A crisis that has hit some emerging markets risks spreading through the world economy, according to a global investment trade body.
Many countries are increasingly vulnerable to economic shocks following the debt sell-off which has hit Argentina and Turkey, a report from the Institute of International Finance (IIF), has found.
Lebanon, Colombia and South Africa have the potential to act as a “channel for contagion” to the broader emerging market economy, according to the IIF.
As global financial conditions tighten due to rising interest rates, led by the US Federal Reserve, levels of foreign-owned debt have risen to heights not seen since 2013.
That coincided with the so-called taper tantrum, when investors were spooked by the US ending its money printing efforts.
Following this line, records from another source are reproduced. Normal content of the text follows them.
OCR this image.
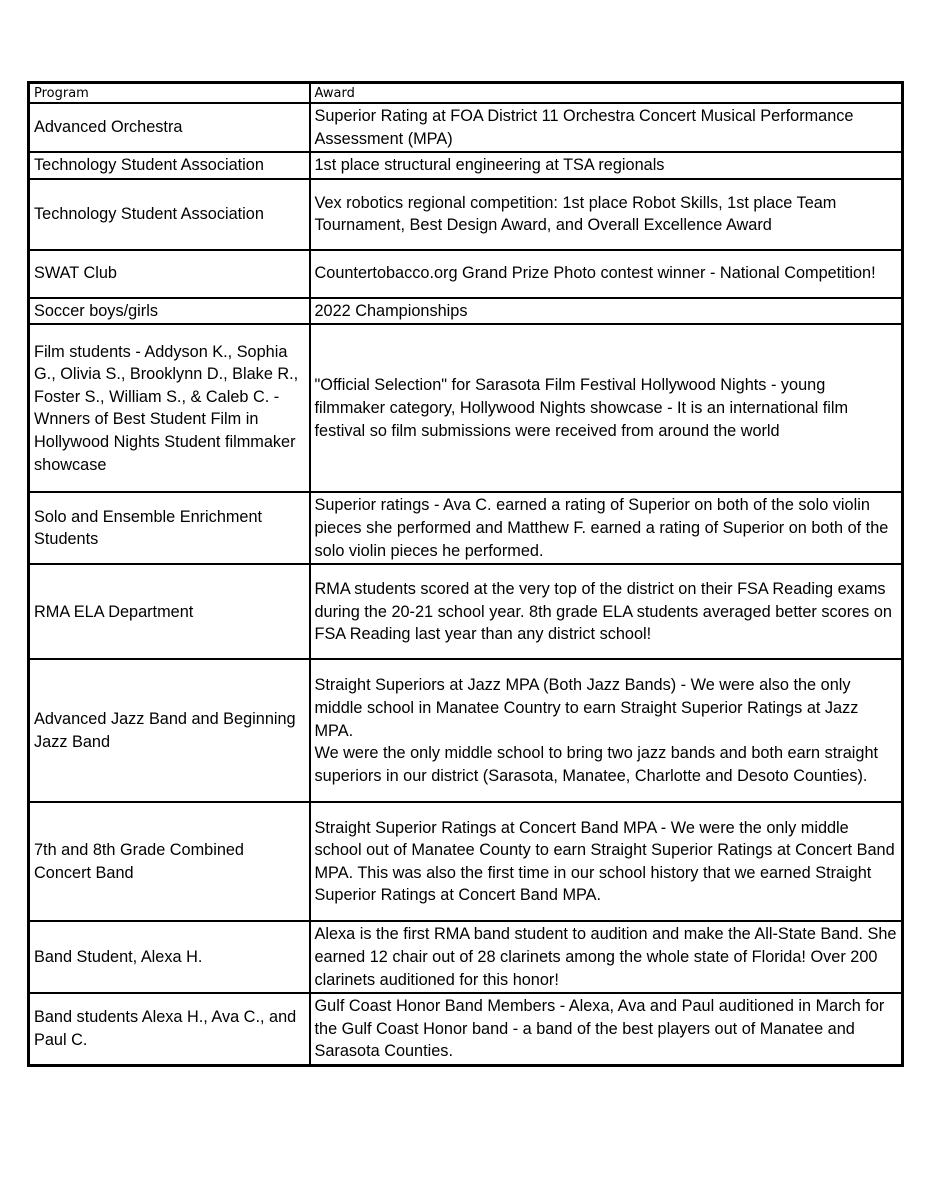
Program	Award
Advanced Orchestra	Superior Rating at FOA District 11 Orchestra Concert Musical Performance Assessment (MPA)
Technology Student Association	1st place structural engineering at TSA regionals
Technology Student Association	Vex robotics regional competition: 1st place Robot Skills, 1st place Team Tournament, Best Design Award, and Overall Excellence Award
SWAT Club	Countertobacco.org Grand Prize Photo contest winner - National Competition!
Soccer boys/girls	2022 Championships
Film students - Addyson K., Sophia G., Olivia S., Brooklynn D., Blake R., Foster S., William S., & Caleb C. - Wnners of Best Student Film in Hollywood Nights Student filmmaker showcase	"Official Selection" for Sarasota Film Festival Hollywood Nights - young filmmaker category, Hollywood Nights showcase - It is an international film festival so film submissions were received from around the world
Solo and Ensemble Enrichment Students	Superior ratings - Ava C. earned a rating of Superior on both of the solo violin pieces she performed and Matthew F. earned a rating of Superior on both of the solo violin pieces he performed.
RMA ELA Department	RMA students scored at the very top of the district on their FSA Reading exams during the 20-21 school year. 8th grade ELA students averaged better scores on FSA Reading last year than any district school!
Advanced Jazz Band and Beginning Jazz Band	Straight Superiors at Jazz MPA (Both Jazz Bands) - We were also the only middle school in Manatee Country to earn Straight Superior Ratings at Jazz MPA.
We were the only middle school to bring two jazz bands and both earn straight superiors in our district (Sarasota, Manatee, Charlotte and Desoto Counties).
7th and 8th Grade Combined Concert Band	Straight Superior Ratings at Concert Band MPA - We were the only middle school out of Manatee County to earn Straight Superior Ratings at Concert Band MPA. This was also the first time in our school history that we earned Straight Superior Ratings at Concert Band MPA.
Band Student, Alexa H.	Alexa is the first RMA band student to audition and make the All-State Band. She earned 12 chair out of 28 clarinets among the whole state of Florida! Over 200 clarinets auditioned for this honor!
Band students Alexa H., Ava C., and Paul C.	Gulf Coast Honor Band Members - Alexa, Ava and Paul auditioned in March for the Gulf Coast Honor band - a band of the best players out of Manatee and Sarasota Counties.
If investors suddenly lose confidence, it could leave emerging markets vulnerable, and trigger a debt sell-off.
The Turkish lira and Argentinian peso have weakened sharply, reflecting “idiosyncratic factors” the report warned. The lira has fallen by nearly 17pc against the dollar while the peso has lost more than 18pc of its value.
Both economies have been heavily dependent on borrowing from foreign sources in order to fund growth, a factor common to many emerging markets, leaving them in danger of so-called capital flight if there is a sudden loss of confidence in their markets.
The higher the reliance on foreign investment, the more vulnerable the economy to shocks. Fear is now building that mounting geopolitical uncertainty will lead investors to pull their funds out of riskier emerging markets and into traditional safe havens such as US treasuries.
Turmoil has arisen in the eurozone due to political developments in Spain and Italy, raising fears for a return to a similar crisis to that seen in 2011. During this time there was significant economic damage to emerging market economies thanks to falling trade with the bloc.
Concerns about a global trade war have also hit markets, after the US pressed ahead with tariffs on metals imports from its allies.